Doch Ik zeg u: Het zal Tyrus en Sidon verdragelijker zijn in den dag des oordeels, dan ulieden.
23 And thou, Capernaum, which hast been exalted to heaven, shalt be brought down to Hades; for, if the miracles which have been performed in thee, had been performed in Sodom, it had remained till now. (Hadēs )
En gij, Kapernaum! die tot den hemel toe zijt verhoogd, gij zult tot de hel toe nedergestoten worden. Want zo in Sodom die krachten waren geschied, die in u geschied zijn, zij zouden tot op den huidigen dag gebleven zijn. (Hadēs )
24 Know, therefore, that the condition of Sodom, on the day of judgment, shall be more tolerable than thine.
Doch Ik zeg u, dat het den lande van Sodom verdragelijker zal zijn in den dag des oordeels, dan u.
25 On that occasion Jesus said, I adore thee, O Father, Lord of heaven and earth, because, having concealed these things from sages and the learned, thou hast revealed them to babes:
In diezelve tijd antwoordde Jezus en zeide: Ik dank U, Vader! Heere des hemels en der aarde! dat Gij deze dingen voor de wijzen en verstandigen verborgen hebt, en hebt dezelve den kinderkens geopenbaard.
26 yes, Father, because such is thy pleasure.
Ja, Vader! Want alzo is geweest het welbehagen voor U.
27 My Father has imparted everything to me; and no one knows the Son, except the Father; neither knows any one the Father, except the Son, and he to whom the Son will reveal him.
Alle dingen zijn Mij overgegeven van Mijn Vader; en niemand kent den Zoon dan de Vader, noch iemand kent den Vader dan de Zoon, en dien het de Zoon wil openbaren.

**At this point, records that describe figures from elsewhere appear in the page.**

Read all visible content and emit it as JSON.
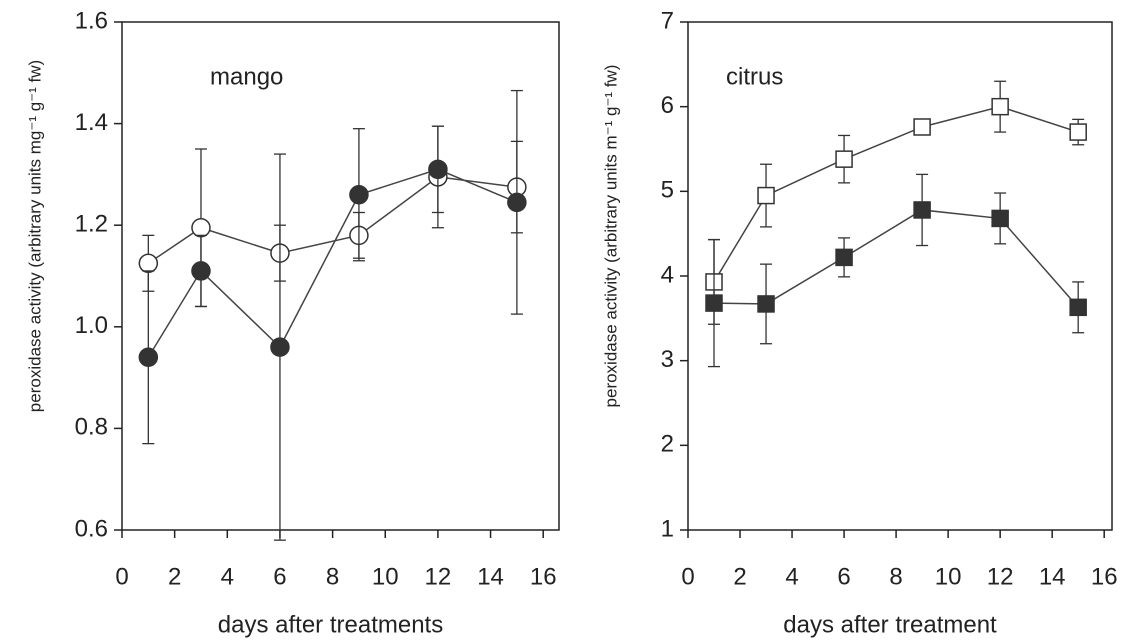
{
  "chart_data": [
    {
      "type": "line",
      "title": "mango",
      "xlabel": "days after treatments",
      "ylabel": "peroxidase activity (arbitrary units mg⁻¹ g⁻¹ fw)",
      "x": [
        1,
        3,
        6,
        9,
        12,
        15
      ],
      "series": [
        {
          "color": "#ffffff",
          "marker": "circle",
          "values": [
            1.125,
            1.195,
            1.145,
            1.18,
            1.295,
            1.275
          ],
          "errors": [
            0.055,
            0.155,
            0.055,
            0.045,
            0.1,
            0.09
          ]
        },
        {
          "color": "#333333",
          "marker": "circle",
          "values": [
            0.94,
            1.11,
            0.96,
            1.26,
            1.31,
            1.245
          ],
          "errors": [
            0.17,
            0.07,
            0.38,
            0.13,
            0.085,
            0.22
          ]
        }
      ],
      "xlim": [
        0,
        16.6
      ],
      "xticks": [
        0,
        2,
        4,
        6,
        8,
        10,
        12,
        14,
        16
      ],
      "ylim": [
        0.6,
        1.6
      ],
      "yticks": [
        0.6,
        0.8,
        {
          "value": 1,
          "label": "1.0"
        },
        1.2,
        1.4,
        1.6
      ]
    },
    {
      "type": "line",
      "title": "citrus",
      "xlabel": "days after treatment",
      "ylabel": "peroxidase activity (arbitrary units m⁻¹ g⁻¹ fw)",
      "x": [
        1,
        3,
        6,
        9,
        12,
        15
      ],
      "series": [
        {
          "color": "#ffffff",
          "marker": "square",
          "values": [
            3.93,
            4.95,
            5.38,
            5.76,
            6.0,
            5.7
          ],
          "errors": [
            0.5,
            0.37,
            0.28,
            0.05,
            0.3,
            0.15
          ]
        },
        {
          "color": "#333333",
          "marker": "square",
          "values": [
            3.68,
            3.67,
            4.22,
            4.78,
            4.68,
            3.63
          ],
          "errors": [
            0.75,
            0.47,
            0.23,
            0.42,
            0.3,
            0.3
          ]
        }
      ],
      "xlim": [
        0,
        16.3
      ],
      "xticks": [
        0,
        2,
        4,
        6,
        8,
        10,
        12,
        14,
        16
      ],
      "ylim": [
        1,
        7
      ],
      "yticks": [
        1,
        2,
        3,
        4,
        5,
        6,
        7
      ]
    }
  ]
}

28 Come to me, all you who toil and are burdened, and I will give you rest.
Komt herwaarts tot Mij, allen die vermoeid en belast zijt, en Ik zal u rust geven.

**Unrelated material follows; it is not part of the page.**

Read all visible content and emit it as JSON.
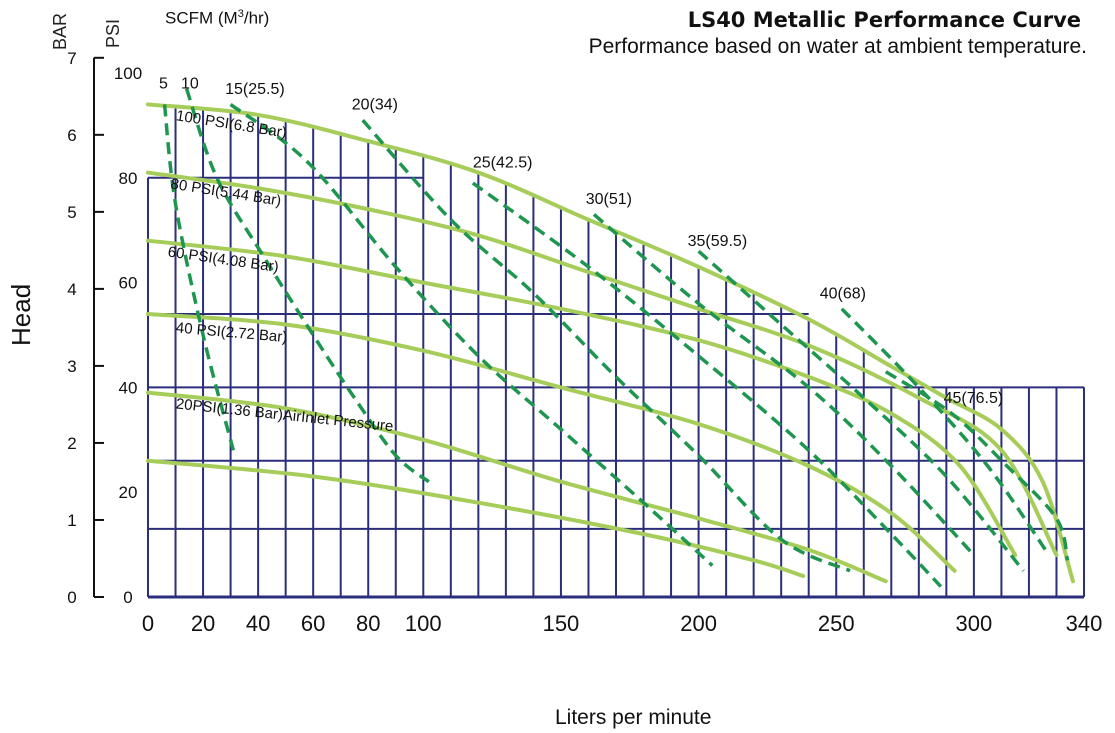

29 Take my yoke upon you, and be taught by me; for I am meek and condescending: and your souls shall find relief.
Neemt Mijn juk op u, en leert van Mij, dat Ik zachtmoedig ben en nederig van hart; en gij zult rust vinden voor uw zielen.
30 For my yoke is easy and my burden is light.
Want Mijn juk is zacht, en Mijn last is licht.